Death of the Easter Bunny
by Linda Berry
(Write Way Publishing, $20.95, NV)
ISBN 1-885173-44-7
****
First time novelist Linda Berry captures the essence of a rural southern town in her creation of Ogeechee, Georgia. You need only to have grown up in one to recognize the dynamics of a culture where competence is generally understated and curiosity about your friends and relatives is overwhelming.

Recently widowed Trudy Roundtree has returned to Ogeechee to start a new life. She is a cousin of Henry Huckabee, the Chief of Police, and her family successfully forces him to hire her. As the only female in the department, she is relegated to the most mundane of chores.

One spring night, Reed Ritter is found dead in his home after a fire. When the medical examiner's office in Atlanta informs the police that Reed was murdered prior to the fire, it becomes a police investigation. When the news breaks, the Chief and the rest of the department 'good ole boys' are on a DEA stakeout in the swamp.

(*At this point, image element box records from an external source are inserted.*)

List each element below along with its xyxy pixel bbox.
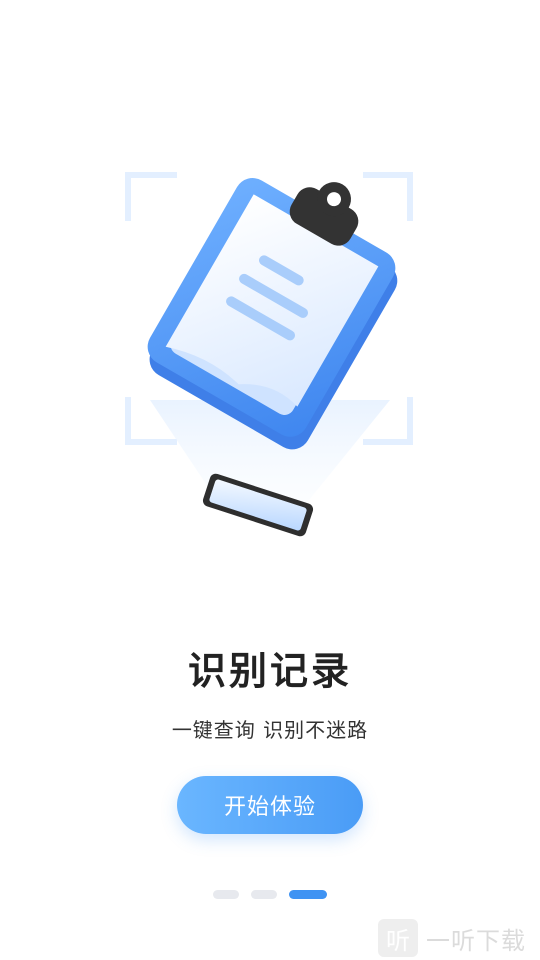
onboarding-screen: 识别记录 一键查询 识别不迷路 开始体验 听 一听下载: [0, 0, 540, 960]
onboarding-subtitle: 一键查询 识别不迷路: [171, 718, 369, 742]
page-indicator: [0, 888, 540, 900]
page-indicator-dot-2[interactable]: [251, 889, 277, 899]
onboarding-title: 识别记录: [187, 649, 352, 693]
watermark: 听 一听下载: [378, 918, 538, 958]
clipboard-scan-illustration: [125, 172, 413, 537]
page-indicator-dot-3-active[interactable]: [289, 889, 327, 899]
watermark-text: 一听下载: [426, 926, 526, 955]
watermark-logo: 听: [378, 919, 418, 957]
page-indicator-dot-1[interactable]: [213, 889, 239, 899]
start-experience-button[interactable]: 开始体验: [177, 776, 363, 834]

So Trudy starts investigating on her own, knowing she will have to relinquish her role when they return. But fate strikes the 'boys' in the guise of a toxic reaction to a plant and they end up in the hospital.

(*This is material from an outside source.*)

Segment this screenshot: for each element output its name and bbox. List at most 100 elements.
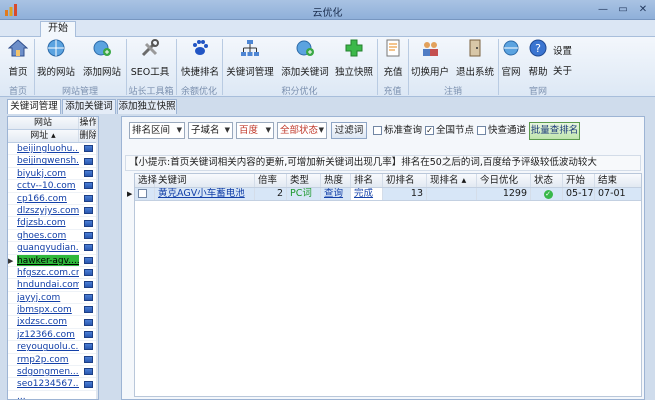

Reed is the former husband of vicious Vivi Dawson, the daughter of the town's wealthiest man. Therefore Trudy starts her quest with the Dawsons and threads her way through their extended family in the search for motive and opportunity.

There is a gentleness in this well constructed mystery that is rarely found in police detective novels. Throughout this book, Berry utilizes imagery laced with humor to enrich the definition of the town's characters. Trudy works her way through the clues she uncovers to the logical resolution of the crime, and the reader is left with the feeling that the complicated has indeed been made simple.

For graduates of a small town childhood this is a trip down memory lane. For those of you who were not so privileged, it is also a comprehensive and accurate view of a slowly vanishing way of life.